Prior to the charges being launched in Russia, the shareholders of Vostochny Bank had been engaged in an arbitration dispute over terms of the merger agreement between the Vostochny and Uniastrum shareholders. In March 2019, the London Court of International Arbitration ruled that attempts made by Mr. Avetisyan to obtain a further 10% of the bank via the call option violated arbitration agreements.

Calvey claimed the allegations were unfounded and linked the criminal investigation against him to a corporate dispute he had with other shareholders of Vostochny Bank. Later the shareholders entered into a settlement agreement and publicly stated that their shareholder dispute was not related to the criminal investigation. After signing the settlement agreement, Baring Vostok returned 2.5 billion rubles to Vostochny Bank.

Calvey was held in Matrosskaya Tishina ("Seaman's Silence Prison"), the facility notorious for poor conditions and treatment — it is the same prison where lawyer Sergei Magnitsky was detained and died under mysterious circumstances. Calvey's case was assigned to Artur Karpov, a judge who worked at the Basmanny District Court.

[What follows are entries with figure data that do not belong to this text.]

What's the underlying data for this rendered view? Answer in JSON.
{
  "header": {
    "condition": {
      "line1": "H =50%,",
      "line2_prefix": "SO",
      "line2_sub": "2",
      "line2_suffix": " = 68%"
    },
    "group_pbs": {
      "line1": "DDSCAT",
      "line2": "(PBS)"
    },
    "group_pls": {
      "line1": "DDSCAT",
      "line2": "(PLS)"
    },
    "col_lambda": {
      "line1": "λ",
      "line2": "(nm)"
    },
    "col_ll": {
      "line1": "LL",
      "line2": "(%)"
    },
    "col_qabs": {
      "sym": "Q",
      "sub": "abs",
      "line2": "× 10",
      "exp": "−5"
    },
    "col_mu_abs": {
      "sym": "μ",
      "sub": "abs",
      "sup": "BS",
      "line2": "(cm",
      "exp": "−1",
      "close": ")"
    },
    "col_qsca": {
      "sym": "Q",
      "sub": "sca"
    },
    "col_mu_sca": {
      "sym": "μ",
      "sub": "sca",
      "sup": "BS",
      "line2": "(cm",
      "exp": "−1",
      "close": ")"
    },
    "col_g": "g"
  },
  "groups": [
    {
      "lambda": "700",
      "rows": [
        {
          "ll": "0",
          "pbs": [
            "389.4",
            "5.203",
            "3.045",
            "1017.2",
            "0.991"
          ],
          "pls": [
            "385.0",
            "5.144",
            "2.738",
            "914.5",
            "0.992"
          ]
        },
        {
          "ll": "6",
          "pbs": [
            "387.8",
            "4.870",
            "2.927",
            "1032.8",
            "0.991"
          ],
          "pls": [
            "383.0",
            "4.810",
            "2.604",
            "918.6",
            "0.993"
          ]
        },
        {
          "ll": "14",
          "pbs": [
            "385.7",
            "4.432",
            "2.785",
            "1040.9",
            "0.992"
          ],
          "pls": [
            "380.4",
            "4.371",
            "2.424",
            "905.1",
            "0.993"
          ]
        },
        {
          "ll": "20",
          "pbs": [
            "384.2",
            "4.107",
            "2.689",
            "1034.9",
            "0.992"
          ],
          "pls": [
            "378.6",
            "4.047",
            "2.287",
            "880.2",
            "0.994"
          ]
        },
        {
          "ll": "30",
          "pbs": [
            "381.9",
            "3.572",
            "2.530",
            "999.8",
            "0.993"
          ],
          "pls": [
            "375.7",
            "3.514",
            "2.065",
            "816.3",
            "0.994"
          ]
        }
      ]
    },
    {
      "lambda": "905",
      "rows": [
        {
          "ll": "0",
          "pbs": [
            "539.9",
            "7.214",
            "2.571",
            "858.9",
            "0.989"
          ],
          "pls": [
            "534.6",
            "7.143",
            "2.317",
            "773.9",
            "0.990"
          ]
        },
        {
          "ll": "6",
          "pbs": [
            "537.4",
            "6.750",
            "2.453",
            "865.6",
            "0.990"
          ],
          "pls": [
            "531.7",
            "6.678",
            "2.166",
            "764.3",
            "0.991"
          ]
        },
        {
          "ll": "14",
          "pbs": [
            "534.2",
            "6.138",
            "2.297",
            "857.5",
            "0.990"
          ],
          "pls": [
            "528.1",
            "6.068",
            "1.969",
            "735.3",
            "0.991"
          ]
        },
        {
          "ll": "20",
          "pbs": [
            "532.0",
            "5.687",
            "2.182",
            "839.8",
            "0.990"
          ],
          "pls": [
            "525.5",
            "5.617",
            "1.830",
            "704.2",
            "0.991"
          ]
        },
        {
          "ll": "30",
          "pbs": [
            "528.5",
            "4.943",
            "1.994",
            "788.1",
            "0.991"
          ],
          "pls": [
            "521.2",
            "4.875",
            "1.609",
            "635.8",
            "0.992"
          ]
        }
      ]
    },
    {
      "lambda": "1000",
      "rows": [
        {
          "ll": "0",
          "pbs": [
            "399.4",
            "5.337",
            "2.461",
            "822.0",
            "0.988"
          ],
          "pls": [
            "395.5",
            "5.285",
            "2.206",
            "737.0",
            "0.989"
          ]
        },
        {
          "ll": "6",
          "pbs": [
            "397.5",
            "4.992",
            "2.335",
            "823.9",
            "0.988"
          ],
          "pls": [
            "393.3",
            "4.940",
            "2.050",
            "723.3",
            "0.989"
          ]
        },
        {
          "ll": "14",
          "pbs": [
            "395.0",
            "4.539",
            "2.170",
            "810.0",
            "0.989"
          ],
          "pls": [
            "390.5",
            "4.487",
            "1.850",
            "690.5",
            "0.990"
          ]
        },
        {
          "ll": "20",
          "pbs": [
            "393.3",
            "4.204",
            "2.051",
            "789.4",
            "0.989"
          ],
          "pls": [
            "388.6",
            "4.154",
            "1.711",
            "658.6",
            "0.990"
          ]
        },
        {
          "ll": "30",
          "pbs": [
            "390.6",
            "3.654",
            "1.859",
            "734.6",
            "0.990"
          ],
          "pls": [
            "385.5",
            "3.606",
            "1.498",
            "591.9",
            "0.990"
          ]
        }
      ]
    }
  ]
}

U.S. government officials under both the Trump and Biden administrations commented publicly that the case was a commercial dispute that shouldn’t be resolved in criminal courts, and that the arrest of Calvey was a major barrier to improving U.S.-Russian business relations.

In April 2019, Calvey was released to a restricted form of house arrest, although a number of colleagues remained in prison. House arrest was lifted in December 2020 and replaced with other restrictions.

In August 2021, Calvey was found guilty of misappropriating 2.5 billion rubles by the Meshchansky district court of Moscow. He was sentenced to 5.5 years of probation and did not go to jail. During the term of Calvey's suspended sentence, he was allowed to travel but is required to register monthly with the Federal Penal Enforcement Service of Russia, and was not allowed to change his permanent place of residence without informing Russian authorities. Calvey's colleagues were sentenced to between 42 and 60 months of probation. A couple of weeks after, Michael Calvey and his colleagues appealed the decision.

Observers have called the sentence a victory under the circumstances, with sources including Russia’s business ombudsman Boris Titov saying the decision was an attempt by Russian law enforcement to “save face."

In January 2022 the appellate court lifted the Moscow Meshchansky district court home restriction. From that date, Calvey was allowed to leave Russia and travel abroad.
On April 5, 2024, Calvey’s conviction was vacated and nullified, removing Calvey's status of being a convicted person. In 2022 after the invasion of Ukraine, Calvey hastily disinvested from Russia costing his company billions.

Calvey’s case is discussed in Midnight in Moscow: A Memoir from the Front Lines of Russia’s War Against the West, by former U.S. Ambassador to Russia John J Sullivan, as an example of an unlawful case against a prominent international investor. Sullivan writes: “The Russian Government had arrested the most successful and prominent U.S. business leader and investor in Russia, Michael Calvey, on a phoney charge".

===Post-Russia===
Calvey is currently the Chairman of Baring Ventures, a global private equity firm. Among other things Calvey is fostering internet startups, elsewhere in the world, employing young tech talent that fled Russia.

Michael Calvey's memoir Odyssey Moscow: One American's Journey from Russia Optimist to Prisoner of the State was published in March 2025 by The History Press. The memoir recounts Michael Calvey’s three decades as an investor in Russia, reflecting on the country's changing political and economic climate and the circumstances leading up to his arrest in 2019, and subsequent nullification of his conviction in 2024. In May 2025, Odyssey Moscow ranked #15 on the USA Today Bestseller list. A review in Kirkus Reviews discussed Calvey’s “intimate, gripping writing style,” saying it paints “an accessible, troubling portrait of a nation increasingly reliant on authoritarian, state-sanctioned violence and intimidation”.